Nonato Guedes
O jornalista Carlos José Garcia, 87 anos, faleceu, ontem, no Recife, vítima de Covid-19. Ele estava internado no Hospital Português. Era considerado um dos maiores nomes da história do jornalismo pernambucano e nordestino e inspirou toda uma geração de profissionais de imprensa por sua atuação, sobretudo durante a ditadura militar, período em que foi preso e torturado. Carlos Garcia comandou por muitos anos a sucursal do jornal “O Estado de São Paulo” baseada no Recife mas com abrangência por várias capitais do Nordeste.

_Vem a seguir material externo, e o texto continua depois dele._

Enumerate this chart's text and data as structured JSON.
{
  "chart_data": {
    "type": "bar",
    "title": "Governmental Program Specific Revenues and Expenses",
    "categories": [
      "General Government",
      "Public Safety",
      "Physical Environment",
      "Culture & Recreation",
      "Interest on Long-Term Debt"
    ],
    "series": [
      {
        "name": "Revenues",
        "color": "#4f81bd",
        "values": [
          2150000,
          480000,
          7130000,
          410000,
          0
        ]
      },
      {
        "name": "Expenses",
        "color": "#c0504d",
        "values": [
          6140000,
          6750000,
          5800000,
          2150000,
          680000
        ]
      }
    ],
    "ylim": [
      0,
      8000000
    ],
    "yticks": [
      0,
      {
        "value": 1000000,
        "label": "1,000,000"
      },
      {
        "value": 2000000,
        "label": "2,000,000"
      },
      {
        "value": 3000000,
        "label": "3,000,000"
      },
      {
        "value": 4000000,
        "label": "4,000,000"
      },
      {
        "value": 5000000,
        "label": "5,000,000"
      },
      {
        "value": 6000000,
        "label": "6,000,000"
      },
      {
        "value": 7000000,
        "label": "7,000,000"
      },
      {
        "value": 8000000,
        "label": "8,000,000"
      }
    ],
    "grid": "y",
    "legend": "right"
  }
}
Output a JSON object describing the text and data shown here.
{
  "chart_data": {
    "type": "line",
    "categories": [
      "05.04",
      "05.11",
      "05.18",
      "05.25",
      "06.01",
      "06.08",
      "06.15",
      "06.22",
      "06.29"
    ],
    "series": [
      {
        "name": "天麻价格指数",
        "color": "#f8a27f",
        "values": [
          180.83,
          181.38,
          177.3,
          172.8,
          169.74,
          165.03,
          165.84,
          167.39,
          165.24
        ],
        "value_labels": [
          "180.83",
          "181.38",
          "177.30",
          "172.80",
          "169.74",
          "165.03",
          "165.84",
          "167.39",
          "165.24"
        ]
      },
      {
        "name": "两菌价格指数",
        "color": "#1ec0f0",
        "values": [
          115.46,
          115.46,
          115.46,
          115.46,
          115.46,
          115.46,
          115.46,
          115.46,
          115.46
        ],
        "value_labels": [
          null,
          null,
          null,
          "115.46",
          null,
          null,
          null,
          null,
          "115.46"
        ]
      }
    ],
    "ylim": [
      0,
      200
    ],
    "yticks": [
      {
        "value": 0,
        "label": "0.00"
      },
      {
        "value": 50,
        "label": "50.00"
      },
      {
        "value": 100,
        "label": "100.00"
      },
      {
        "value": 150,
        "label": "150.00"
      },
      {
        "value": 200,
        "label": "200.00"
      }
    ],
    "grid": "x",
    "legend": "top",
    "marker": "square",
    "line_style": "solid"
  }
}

Foi ele que veio a João Pessoa, no segundo semestre de 1978, convidar-me para ser correspondente do “Estadão” na Paraíba, substituindo a Antônio Barreto Neto (já falecido).

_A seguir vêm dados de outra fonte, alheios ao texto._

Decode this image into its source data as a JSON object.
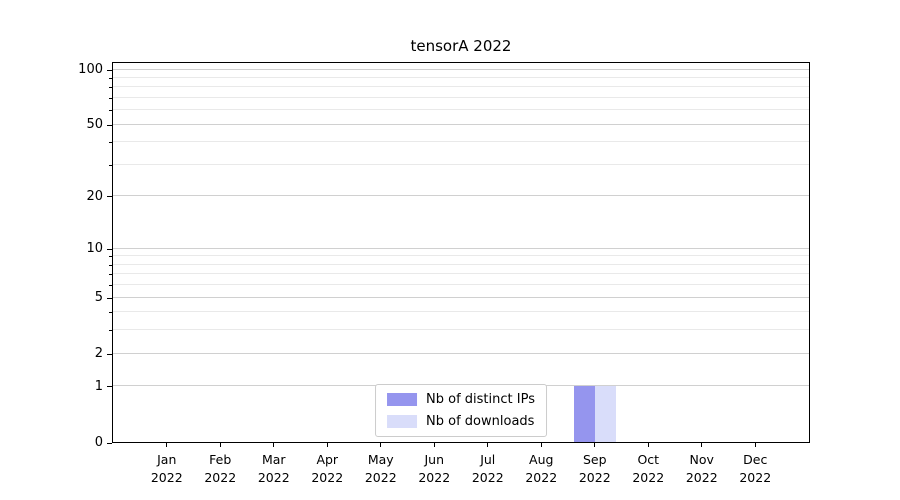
{
  "chart_data": {
    "type": "bar",
    "title": "tensorA 2022",
    "categories": [
      "Jan 2022",
      "Feb 2022",
      "Mar 2022",
      "Apr 2022",
      "May 2022",
      "Jun 2022",
      "Jul 2022",
      "Aug 2022",
      "Sep 2022",
      "Oct 2022",
      "Nov 2022",
      "Dec 2022"
    ],
    "series": [
      {
        "name": "Nb of distinct IPs",
        "color": "#9595ee",
        "values": [
          0,
          0,
          0,
          0,
          0,
          0,
          0,
          0,
          1,
          0,
          0,
          0
        ]
      },
      {
        "name": "Nb of downloads",
        "color": "#d9ddfa",
        "values": [
          0,
          0,
          0,
          0,
          0,
          0,
          0,
          0,
          1,
          0,
          0,
          0
        ]
      }
    ],
    "yscale": "log1p",
    "ylim": [
      0,
      110
    ],
    "yticks": [
      0,
      1,
      2,
      5,
      10,
      20,
      50,
      100
    ],
    "yticks_minor": [
      3,
      4,
      6,
      7,
      8,
      9,
      30,
      40,
      60,
      70,
      80,
      90
    ],
    "grid": true,
    "legend": {
      "entries": [
        "Nb of distinct IPs",
        "Nb of downloads"
      ],
      "position": "lower center"
    }
  }
}
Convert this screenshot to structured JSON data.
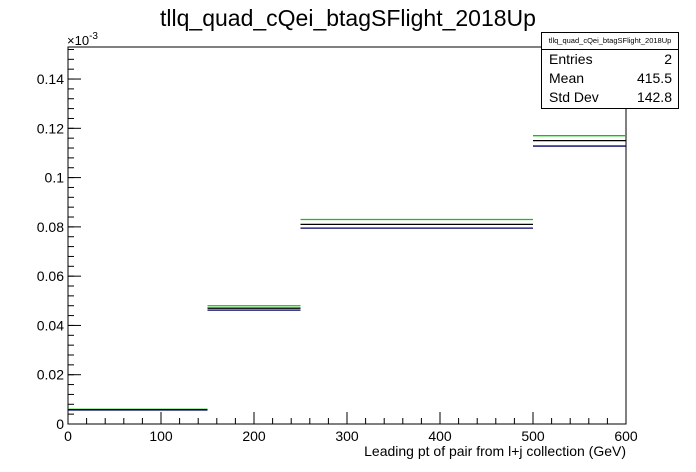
{
  "chart_data": {
    "type": "histogram",
    "title": "tllq_quad_cQei_btagSFlight_2018Up",
    "xlabel": "Leading pt of pair from l+j collection (GeV)",
    "ylabel": "",
    "y_exponent_label": "×10",
    "y_exponent_power": "-3",
    "xlim": [
      0,
      600
    ],
    "ylim": [
      0,
      0.153
    ],
    "bin_edges": [
      0,
      150,
      250,
      500,
      600
    ],
    "series": [
      {
        "color": "#00cc00",
        "values": [
          0.006,
          0.048,
          0.083,
          0.117
        ]
      },
      {
        "color": "#000000",
        "values": [
          0.0058,
          0.047,
          0.081,
          0.115
        ]
      },
      {
        "color": "#000066",
        "values": [
          0.0057,
          0.0462,
          0.0795,
          0.1128
        ]
      }
    ],
    "x_ticks": [
      0,
      100,
      200,
      300,
      400,
      500,
      600
    ],
    "x_tick_labels": [
      "0",
      "100",
      "200",
      "300",
      "400",
      "500",
      "600"
    ],
    "y_ticks": [
      0,
      0.02,
      0.04,
      0.06,
      0.08,
      0.1,
      0.12,
      0.14
    ],
    "y_tick_labels": [
      "0",
      "0.02",
      "0.04",
      "0.06",
      "0.08",
      "0.1",
      "0.12",
      "0.14"
    ]
  },
  "stats": {
    "title": "tllq_quad_cQei_btagSFlight_2018Up",
    "rows": [
      {
        "label": "Entries",
        "value": "2"
      },
      {
        "label": "Mean",
        "value": "415.5"
      },
      {
        "label": "Std Dev",
        "value": "142.8"
      }
    ]
  }
}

Atuei por um bom tempo no papel de correspondente, produzindo cobertura de fatos do cotidiano e matérias especiais pautadas pela equipe de Produção de “O Estado de S. Paulo”. Fiz entrevistas e reportagens especiais com personagens tão distintos como o general Antônio Bandeira e o arcebispo metropolitano da Paraíba, Dom José Maria Pires, que combateu o regime militar. Também tiveram espaço matérias sobre potencialidades da Paraíba, assuntos ligados à causa indígena, à área cultural e ao meio ambiente. Juntamente com o repórter-fotográfico Josenildo Tenório, que era baseado no Recife, fui a Baía da Traição apurar as condições de vida dos remanescentes da aldeia dos potiguaras. Também cobri visitas de presidentes da República como Ernesto Geisel e João Batista Figueiredo e elaborei textos jornalísticos de denúncias sobre abusos de poder cometidos por agentes públicos na Paraíba.

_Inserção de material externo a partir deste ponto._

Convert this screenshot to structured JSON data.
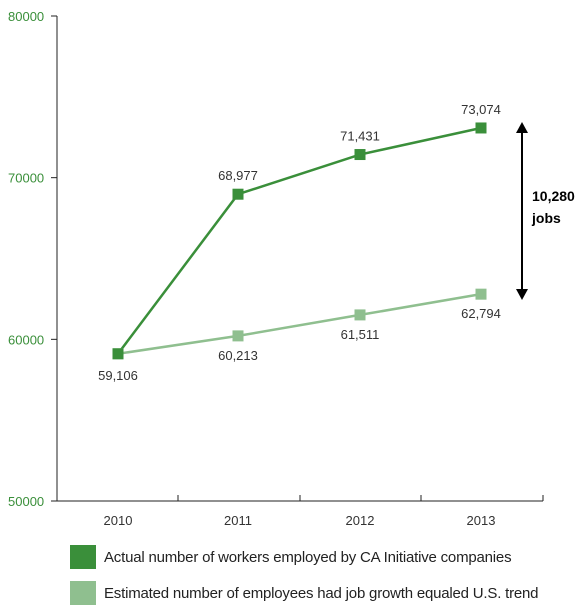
{
  "chart_data": {
    "type": "line",
    "categories": [
      "2010",
      "2011",
      "2012",
      "2013"
    ],
    "ylim": [
      50000,
      80000
    ],
    "yticks": [
      "50000",
      "60000",
      "70000",
      "80000"
    ],
    "series": [
      {
        "name": "Actual number of workers employed by CA Initiative companies",
        "values": [
          59106,
          68977,
          71431,
          73074
        ],
        "labels": [
          "59,106",
          "68,977",
          "71,431",
          "73,074"
        ],
        "color": "#3a8f3a"
      },
      {
        "name": "Estimated number of employees had job growth equaled U.S. trend",
        "values": [
          59106,
          60213,
          61511,
          62794
        ],
        "labels": [
          "",
          "60,213",
          "61,511",
          "62,794"
        ],
        "color": "#8fbf8f"
      }
    ],
    "annotation": {
      "line1": "10,280",
      "line2": "jobs"
    },
    "grid": false,
    "legend_position": "bottom-left"
  }
}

Depois de me convidar para correspondente do “Estadão”, Garcia sugeriu-me um estágio de menos de uma semana no Recife, onde cumpri pautas para entrevistar personalidades como o ex-senador Marcos Freire, o ex-governador Roberto Magalhães, o ex-vice-presidente da República Marco Maciel. Quando assessores de um governador da Paraíba insinuaram ao jornal a minha demissão, alegando que era vinculado a grupos de oposição na Paraíba, Garcia e a Redação em São Paulo solidarizaram-se comigo e reafirmaram inteira confiança na minha correção como profissional de imprensa. Com Carlos Garcia, tive liberdade para propor pautas sobre assuntos específicos da Paraíba mas que teriam repercussão nacional – e é certo que as reportagens alcançaram o destaque merecido. Na sucursal do Recife uma equipe de altíssimo nível trabalhava sob a orientação de Garcia, dela fazendo parte, por exemplo, o jornalista e escritor Geneton Moraes Neto, com quem dividi matérias assinadas.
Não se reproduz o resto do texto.